Dear Editor:

Many in Wisconsin were disappointed that Congress did not restore wolves to state management under the recent federal budget bill. This means that wolves remain under the status of endangered species, APHIS cannot provide lethal controls for farm animal depredations, and a season cannot be held to reduce wolf numbers.

A panel of international experts has evaluated wolves, and finds it to be a "species of least concern." For comparison, the American Bison is rated as "near threatened". Wolves are not an endangered species, and never have been. The most widely distributed large predator, wolves continue to occupy 2/3 of their traditional areas.

While wolves were delisted, APHIS was able to provide lethal response, and we saw the farm depredations fall precipitously. While not a scientific measure of success, the depredation list may be one indication of progress under state wolf management.

In 2010, while wolves were under endangered species status and lethal controls were not allowed, there were 108 confirmed or probable wolf depredations for farms, pets, and hunting dogs. There were 16 harassment/threats, and 6 of these were human safety concerns.

Skip to 2012, the first year wolves were delisted and a lethal response was an option, and we see farm/pet/dog depredations fall to 63. The decline may have had nothing to do with wolf numbers, as the minimum overwinter wolf count (not the actual population, but the actual wolves seen by tracking) was 704 in 2010, and 815 in 2012. During 2012, we saw 32 harassment/threats, including 7 related to human safety.

In 2013, when the wolf count was down to 809 after the first hunting season, farm/pet/dog depredations remained steady at 65, while harassment/threats fell to 21, with 6 being related to human safety.

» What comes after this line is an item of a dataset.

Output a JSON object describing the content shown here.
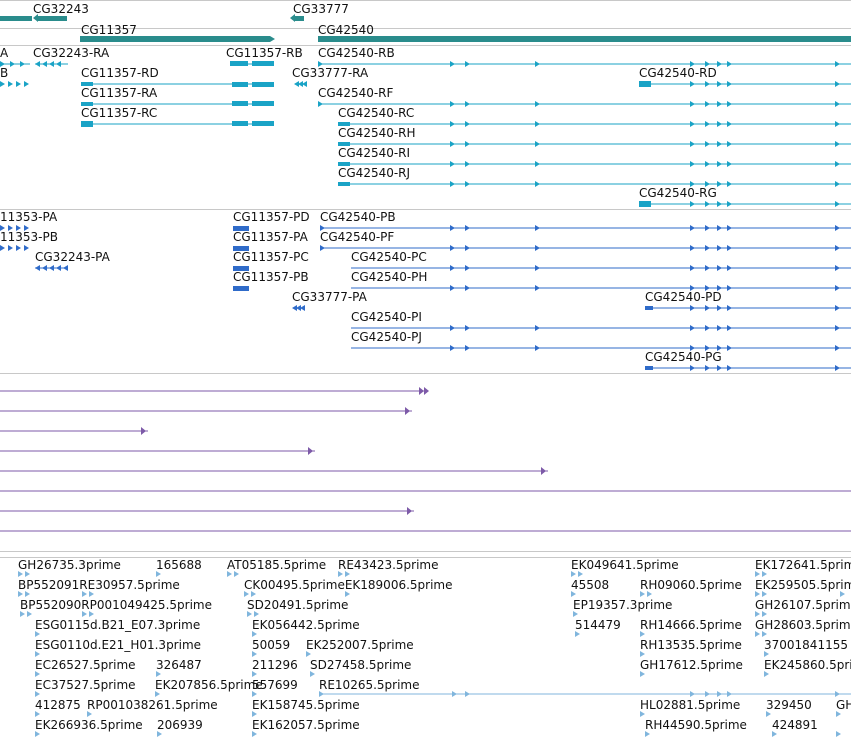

The last year lethal controls and a season were available (2014) saw depredations fall again, after a larger season take in the fall of 2013. The minimum wolf count was 660, and the farm/pet/dog depredations went down to 53, including 25 farm incidents. The harassment/threats were 16, with 5 being threats to human safety.

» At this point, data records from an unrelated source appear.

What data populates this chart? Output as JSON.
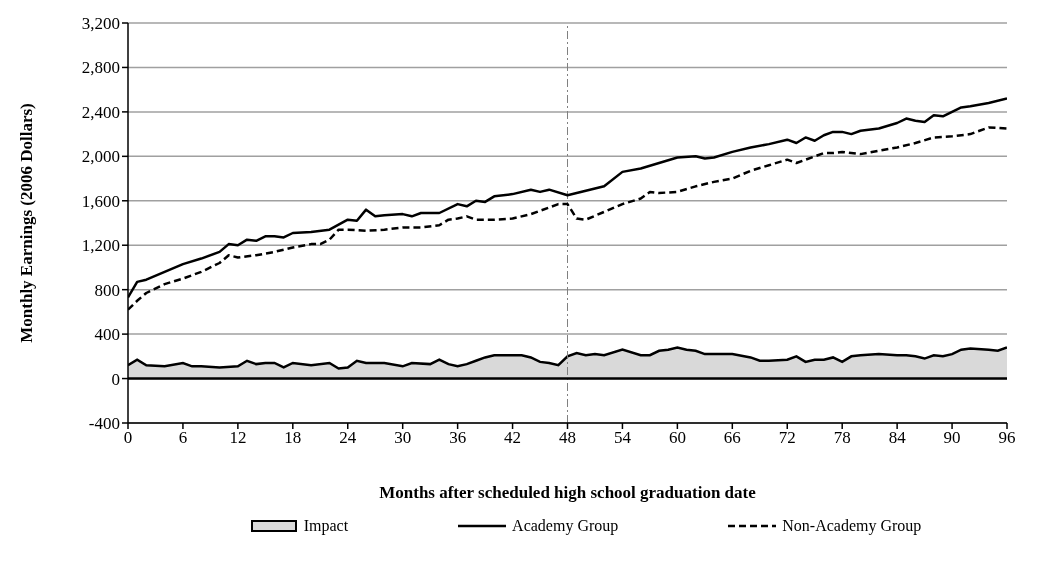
{
  "chart_data": {
    "type": "line",
    "xlabel": "Months after scheduled high school graduation date",
    "ylabel": "Monthly Earnings (2006 Dollars)",
    "xlim": [
      0,
      96
    ],
    "xticks": [
      0,
      6,
      12,
      18,
      24,
      30,
      36,
      42,
      48,
      54,
      60,
      66,
      72,
      78,
      84,
      90,
      96
    ],
    "ylim": [
      -400,
      3200
    ],
    "yticks": [
      -400,
      0,
      400,
      800,
      {
        "value": 1200,
        "label": "1,200"
      },
      {
        "value": 1600,
        "label": "1,600"
      },
      {
        "value": 2000,
        "label": "2,000"
      },
      {
        "value": 2400,
        "label": "2,400"
      },
      {
        "value": 2800,
        "label": "2,800"
      },
      {
        "value": 3200,
        "label": "3,200"
      }
    ],
    "grid": "y",
    "legend": "bottom",
    "marker": "none",
    "ref_lines": [
      {
        "axis": "x",
        "value": 48,
        "color": "#808080",
        "line_style": "dashdot"
      }
    ],
    "series": [
      {
        "name": "Impact",
        "type": "area",
        "color": "#d9d9d9",
        "x": [
          0,
          1,
          2,
          4,
          6,
          7,
          8,
          10,
          12,
          13,
          14,
          15,
          16,
          17,
          18,
          20,
          22,
          23,
          24,
          25,
          26,
          28,
          30,
          31,
          33,
          34,
          35,
          36,
          37,
          38,
          39,
          40,
          42,
          43,
          44,
          45,
          46,
          47,
          48,
          49,
          50,
          51,
          52,
          54,
          56,
          57,
          58,
          59,
          60,
          61,
          62,
          63,
          64,
          66,
          68,
          69,
          70,
          72,
          73,
          74,
          75,
          76,
          77,
          78,
          79,
          80,
          82,
          84,
          85,
          86,
          87,
          88,
          89,
          90,
          91,
          92,
          94,
          95,
          96
        ],
        "values": [
          120,
          170,
          120,
          110,
          140,
          110,
          110,
          100,
          110,
          160,
          130,
          140,
          140,
          100,
          140,
          120,
          140,
          90,
          100,
          160,
          140,
          140,
          110,
          140,
          130,
          170,
          130,
          110,
          130,
          160,
          190,
          210,
          210,
          210,
          190,
          150,
          140,
          120,
          200,
          230,
          210,
          220,
          210,
          260,
          210,
          210,
          250,
          260,
          280,
          260,
          250,
          220,
          220,
          220,
          190,
          160,
          160,
          170,
          200,
          150,
          170,
          170,
          190,
          150,
          200,
          210,
          220,
          210,
          210,
          200,
          180,
          210,
          200,
          220,
          260,
          270,
          260,
          250,
          280
        ]
      },
      {
        "name": "Academy Group",
        "line_style": "solid",
        "color": "#000000",
        "x": [
          0,
          1,
          2,
          4,
          6,
          8,
          10,
          11,
          12,
          13,
          14,
          15,
          16,
          17,
          18,
          20,
          22,
          24,
          25,
          26,
          27,
          28,
          30,
          31,
          32,
          34,
          36,
          37,
          38,
          39,
          40,
          42,
          44,
          45,
          46,
          48,
          50,
          52,
          54,
          56,
          58,
          60,
          62,
          63,
          64,
          66,
          68,
          70,
          72,
          73,
          74,
          75,
          76,
          77,
          78,
          79,
          80,
          82,
          84,
          85,
          86,
          87,
          88,
          89,
          90,
          91,
          92,
          94,
          96
        ],
        "values": [
          730,
          870,
          890,
          960,
          1030,
          1080,
          1140,
          1210,
          1200,
          1250,
          1240,
          1280,
          1280,
          1270,
          1310,
          1320,
          1340,
          1430,
          1420,
          1520,
          1460,
          1470,
          1480,
          1460,
          1490,
          1490,
          1570,
          1550,
          1600,
          1590,
          1640,
          1660,
          1700,
          1680,
          1700,
          1650,
          1690,
          1730,
          1860,
          1890,
          1940,
          1990,
          2000,
          1980,
          1990,
          2040,
          2080,
          2110,
          2150,
          2120,
          2170,
          2140,
          2190,
          2220,
          2220,
          2200,
          2230,
          2250,
          2300,
          2340,
          2320,
          2310,
          2370,
          2360,
          2400,
          2440,
          2450,
          2480,
          2520
        ]
      },
      {
        "name": "Non-Academy Group",
        "line_style": "dashed",
        "color": "#000000",
        "x": [
          0,
          1,
          2,
          4,
          6,
          8,
          10,
          11,
          12,
          14,
          16,
          18,
          20,
          21,
          22,
          23,
          24,
          26,
          28,
          30,
          32,
          34,
          35,
          36,
          37,
          38,
          40,
          42,
          44,
          46,
          47,
          48,
          49,
          50,
          52,
          54,
          56,
          57,
          58,
          60,
          62,
          64,
          66,
          68,
          70,
          72,
          73,
          74,
          76,
          77,
          78,
          80,
          82,
          84,
          86,
          88,
          90,
          92,
          94,
          96
        ],
        "values": [
          620,
          700,
          770,
          850,
          900,
          960,
          1040,
          1110,
          1090,
          1110,
          1140,
          1180,
          1210,
          1210,
          1250,
          1340,
          1340,
          1330,
          1340,
          1360,
          1360,
          1380,
          1430,
          1440,
          1460,
          1430,
          1430,
          1440,
          1480,
          1540,
          1570,
          1570,
          1440,
          1430,
          1500,
          1570,
          1620,
          1680,
          1670,
          1680,
          1730,
          1770,
          1800,
          1870,
          1920,
          1970,
          1940,
          1970,
          2030,
          2030,
          2040,
          2020,
          2050,
          2080,
          2120,
          2170,
          2180,
          2200,
          2260,
          2250
        ]
      }
    ]
  }
}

Finally, 2015 saw the wolves again under the endangered species act, and with a modest harvest the previous fall, the minimum count rose about 13% to 746. No lethal controls were available, and no harvest season in 2015. Confirmed and probable wolf depredations on farms, to pets, and to hunting dogs soared back up to 76, with 50 of these being farm depredations. Harassments and threats remained at 15, with 8 being threats to human safety.

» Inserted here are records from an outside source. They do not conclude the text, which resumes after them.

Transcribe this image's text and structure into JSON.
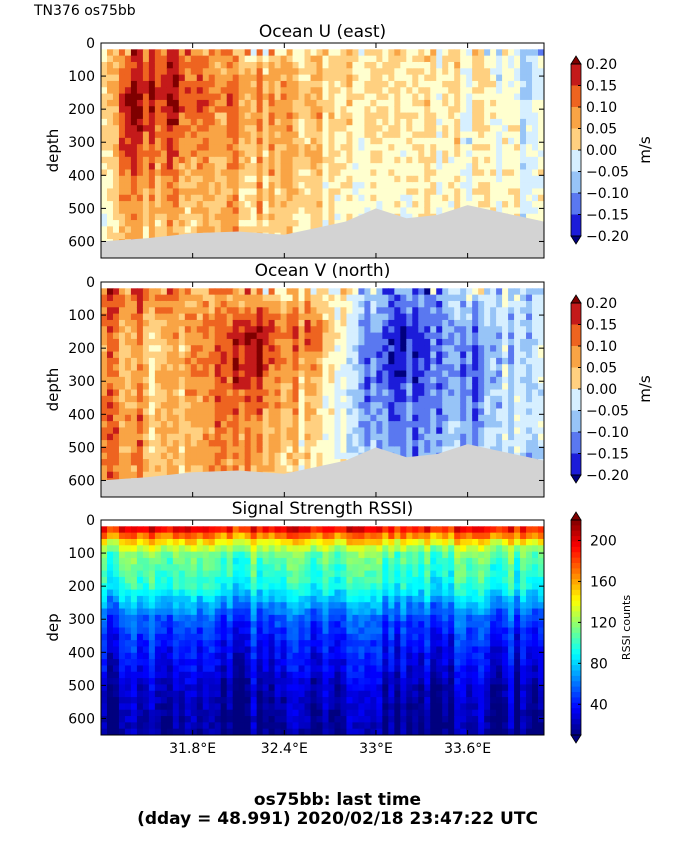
{
  "header": {
    "cruise_label": "TN376 os75bb"
  },
  "caption": {
    "line1": "os75bb: last time",
    "line2": "(dday = 48.991) 2020/02/18 23:47:22 UTC"
  },
  "colors": {
    "land": "#d3d3d3",
    "jet": [
      "#00007f",
      "#0000ff",
      "#007fff",
      "#00ffff",
      "#7fff7f",
      "#ffff00",
      "#ff7f00",
      "#ff0000",
      "#7f0000"
    ],
    "diverging": [
      "#1c1cd9",
      "#5a78f0",
      "#97c4f7",
      "#d6efff",
      "#ffffcf",
      "#ffd080",
      "#f9a445",
      "#ee6420",
      "#c41a1a"
    ]
  },
  "chart_data": [
    {
      "type": "heatmap",
      "title": "Ocean U (east)",
      "xlabel": "",
      "ylabel": "depth",
      "xlim": [
        31.2,
        34.1
      ],
      "ylim": [
        650,
        0
      ],
      "ytick_labels": [
        "0",
        "100",
        "200",
        "300",
        "400",
        "500",
        "600"
      ],
      "yticks": [
        0,
        100,
        200,
        300,
        400,
        500,
        600
      ],
      "xticks": [
        31.8,
        32.4,
        33.0,
        33.6
      ],
      "xtick_labels": [
        "",
        "",
        "",
        ""
      ],
      "colorbar": {
        "label": "m/s",
        "ticks": [
          0.2,
          0.15,
          0.1,
          0.05,
          0.0,
          -0.05,
          -0.1,
          -0.15,
          -0.2
        ],
        "tick_labels": [
          "0.20",
          "0.15",
          "0.10",
          "0.05",
          "0.00",
          "−0.05",
          "−0.10",
          "−0.15",
          "−0.20"
        ]
      },
      "profiles": [
        {
          "x": 31.25,
          "v": [
            0.05,
            0.06,
            0.05,
            0.04,
            0.02,
            0.01
          ]
        },
        {
          "x": 31.4,
          "v": [
            0.1,
            0.2,
            0.18,
            0.14,
            0.1,
            0.08
          ]
        },
        {
          "x": 31.55,
          "v": [
            0.18,
            0.21,
            0.17,
            0.13,
            0.1,
            0.06
          ]
        },
        {
          "x": 31.7,
          "v": [
            0.16,
            0.19,
            0.16,
            0.12,
            0.1,
            0.08
          ]
        },
        {
          "x": 31.85,
          "v": [
            0.12,
            0.16,
            0.13,
            0.1,
            0.08,
            0.06
          ]
        },
        {
          "x": 32.0,
          "v": [
            0.09,
            0.13,
            0.12,
            0.1,
            0.08,
            0.1
          ]
        },
        {
          "x": 32.2,
          "v": [
            0.06,
            0.1,
            0.09,
            0.07,
            0.06,
            0.04
          ]
        },
        {
          "x": 32.4,
          "v": [
            0.04,
            0.08,
            0.07,
            0.06,
            0.05,
            0.03
          ]
        },
        {
          "x": 32.6,
          "v": [
            0.03,
            0.06,
            0.05,
            0.05,
            0.03,
            0.02
          ]
        },
        {
          "x": 32.8,
          "v": [
            0.05,
            0.04,
            0.03,
            0.02,
            0.01,
            0.0
          ]
        },
        {
          "x": 33.0,
          "v": [
            0.04,
            0.03,
            0.03,
            0.02,
            0.01,
            0.0
          ]
        },
        {
          "x": 33.2,
          "v": [
            0.02,
            0.02,
            0.02,
            0.01,
            0.0,
            -0.01
          ]
        },
        {
          "x": 33.4,
          "v": [
            0.02,
            0.01,
            0.01,
            0.0,
            0.0,
            0.0
          ]
        },
        {
          "x": 33.6,
          "v": [
            0.01,
            0.0,
            0.0,
            -0.01,
            0.0,
            0.0
          ]
        },
        {
          "x": 33.8,
          "v": [
            -0.04,
            -0.02,
            -0.02,
            -0.03,
            -0.02,
            -0.01
          ]
        },
        {
          "x": 34.0,
          "v": [
            -0.07,
            -0.05,
            -0.03,
            -0.03,
            -0.02,
            -0.01
          ]
        }
      ],
      "bottom": [
        [
          31.2,
          600
        ],
        [
          31.5,
          590
        ],
        [
          31.8,
          575
        ],
        [
          32.1,
          570
        ],
        [
          32.4,
          580
        ],
        [
          32.6,
          560
        ],
        [
          32.8,
          540
        ],
        [
          33.0,
          500
        ],
        [
          33.2,
          530
        ],
        [
          33.4,
          520
        ],
        [
          33.6,
          490
        ],
        [
          33.8,
          510
        ],
        [
          34.0,
          530
        ],
        [
          34.1,
          540
        ]
      ]
    },
    {
      "type": "heatmap",
      "title": "Ocean V (north)",
      "xlabel": "",
      "ylabel": "depth",
      "xlim": [
        31.2,
        34.1
      ],
      "ylim": [
        650,
        0
      ],
      "ytick_labels": [
        "0",
        "100",
        "200",
        "300",
        "400",
        "500",
        "600"
      ],
      "yticks": [
        0,
        100,
        200,
        300,
        400,
        500,
        600
      ],
      "xticks": [
        31.8,
        32.4,
        33.0,
        33.6
      ],
      "xtick_labels": [
        "",
        "",
        "",
        ""
      ],
      "colorbar": {
        "label": "m/s",
        "ticks": [
          0.2,
          0.15,
          0.1,
          0.05,
          0.0,
          -0.05,
          -0.1,
          -0.15,
          -0.2
        ],
        "tick_labels": [
          "0.20",
          "0.15",
          "0.10",
          "0.05",
          "0.00",
          "−0.05",
          "−0.10",
          "−0.15",
          "−0.20"
        ]
      },
      "profiles": [
        {
          "x": 31.25,
          "v": [
            0.16,
            0.12,
            0.1,
            0.12,
            0.13,
            0.12
          ]
        },
        {
          "x": 31.4,
          "v": [
            0.14,
            0.1,
            0.08,
            0.1,
            0.12,
            0.11
          ]
        },
        {
          "x": 31.55,
          "v": [
            0.12,
            0.05,
            0.04,
            0.05,
            0.06,
            0.05
          ]
        },
        {
          "x": 31.7,
          "v": [
            0.1,
            0.08,
            0.08,
            0.07,
            0.06,
            0.05
          ]
        },
        {
          "x": 31.85,
          "v": [
            0.09,
            0.12,
            0.12,
            0.11,
            0.1,
            0.1
          ]
        },
        {
          "x": 32.0,
          "v": [
            0.08,
            0.13,
            0.14,
            0.12,
            0.1,
            0.1
          ]
        },
        {
          "x": 32.2,
          "v": [
            0.06,
            0.2,
            0.18,
            0.12,
            0.08,
            0.07
          ]
        },
        {
          "x": 32.4,
          "v": [
            0.05,
            0.12,
            0.1,
            0.08,
            0.07,
            0.05
          ]
        },
        {
          "x": 32.6,
          "v": [
            0.04,
            0.15,
            0.08,
            0.05,
            0.03,
            0.02
          ]
        },
        {
          "x": 32.8,
          "v": [
            0.0,
            -0.02,
            -0.04,
            -0.05,
            -0.04,
            -0.03
          ]
        },
        {
          "x": 33.0,
          "v": [
            -0.1,
            -0.15,
            -0.16,
            -0.14,
            -0.12,
            -0.1
          ]
        },
        {
          "x": 33.2,
          "v": [
            -0.12,
            -0.18,
            -0.17,
            -0.15,
            -0.12,
            -0.1
          ]
        },
        {
          "x": 33.4,
          "v": [
            -0.1,
            -0.12,
            -0.12,
            -0.1,
            -0.1,
            -0.08
          ]
        },
        {
          "x": 33.6,
          "v": [
            -0.08,
            -0.14,
            -0.16,
            -0.14,
            -0.12,
            -0.1
          ]
        },
        {
          "x": 33.8,
          "v": [
            -0.05,
            -0.08,
            -0.08,
            -0.07,
            -0.06,
            -0.05
          ]
        },
        {
          "x": 34.0,
          "v": [
            -0.07,
            -0.07,
            -0.06,
            -0.06,
            -0.05,
            -0.1
          ]
        }
      ],
      "bottom": [
        [
          31.2,
          600
        ],
        [
          31.5,
          590
        ],
        [
          31.8,
          575
        ],
        [
          32.1,
          570
        ],
        [
          32.4,
          580
        ],
        [
          32.6,
          560
        ],
        [
          32.8,
          540
        ],
        [
          33.0,
          500
        ],
        [
          33.2,
          530
        ],
        [
          33.4,
          520
        ],
        [
          33.6,
          490
        ],
        [
          33.8,
          510
        ],
        [
          34.0,
          530
        ],
        [
          34.1,
          540
        ]
      ]
    },
    {
      "type": "heatmap",
      "title": "Signal Strength RSSI)",
      "xlabel": "",
      "ylabel": "dep",
      "xlim": [
        31.2,
        34.1
      ],
      "ylim": [
        650,
        0
      ],
      "ytick_labels": [
        "0",
        "100",
        "200",
        "300",
        "400",
        "500",
        "600"
      ],
      "yticks": [
        0,
        100,
        200,
        300,
        400,
        500,
        600
      ],
      "xticks": [
        31.8,
        32.4,
        33.0,
        33.6
      ],
      "xtick_labels": [
        "31.8°E",
        "32.4°E",
        "33°E",
        "33.6°E"
      ],
      "colorbar": {
        "label": "RSSI counts",
        "range": [
          10,
          220
        ],
        "ticks": [
          200,
          160,
          120,
          80,
          40
        ],
        "tick_labels": [
          "200",
          "160",
          "120",
          "80",
          "40"
        ]
      },
      "profile_depths": [
        30,
        60,
        100,
        150,
        200,
        250,
        300,
        350,
        400,
        450,
        500,
        550,
        650
      ],
      "profile": [
        190,
        150,
        110,
        100,
        92,
        70,
        50,
        42,
        35,
        30,
        22,
        18,
        12
      ],
      "bottom": []
    }
  ]
}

What can individuals do to reverse the recent trend?

We can all communicate to our Congressional representatives to continue to seek ways to restore state management of wolves including a harvest season and lethal controls by APHIS. These methods have worked well in Idaho and Montana, which were given the authority to manage their wolves by Congress back in 2011. After 6 seasons of state management, their total wolf population has fallen by only 100 in both states.

The Wisconsin DNR accepts wolf sightings on their web page. If you see wolves or tracks, go to the DNR main page and type "wolf management" into the subject line. Click on the subject "submit a wolf sighting" and fill out the form. Your sighting will be used to direct tracking efforts, or be used as part of the minimum count (Dec. through March) if you are able to furnish evidence such as photos of animals or tracks. Be sure to include something to show track size.

On the wolf management page, you will notice a listing of depredations. There is the dog page, the general depredations, and the map. Viewing the general depredation listing can be informative. The public can order the wildlife service's investigation form by contacting depredation staff

Do you know what to do if you suspect a wolf depredation? Call APHIS (1-800-228-1368 northern district; 1-800 433-0663 southern district) immediately. They should respond within 48 hours. Do what you can to preserve the evidence.

In addition to the Farm Bureau and Farmer's Union, thirty-three county boards have now approved resolutions to reduce the wolf population. There must be some middle ground to this issue so that a limited number of wolves can live in peace in WI. We hope you will decide to get involved.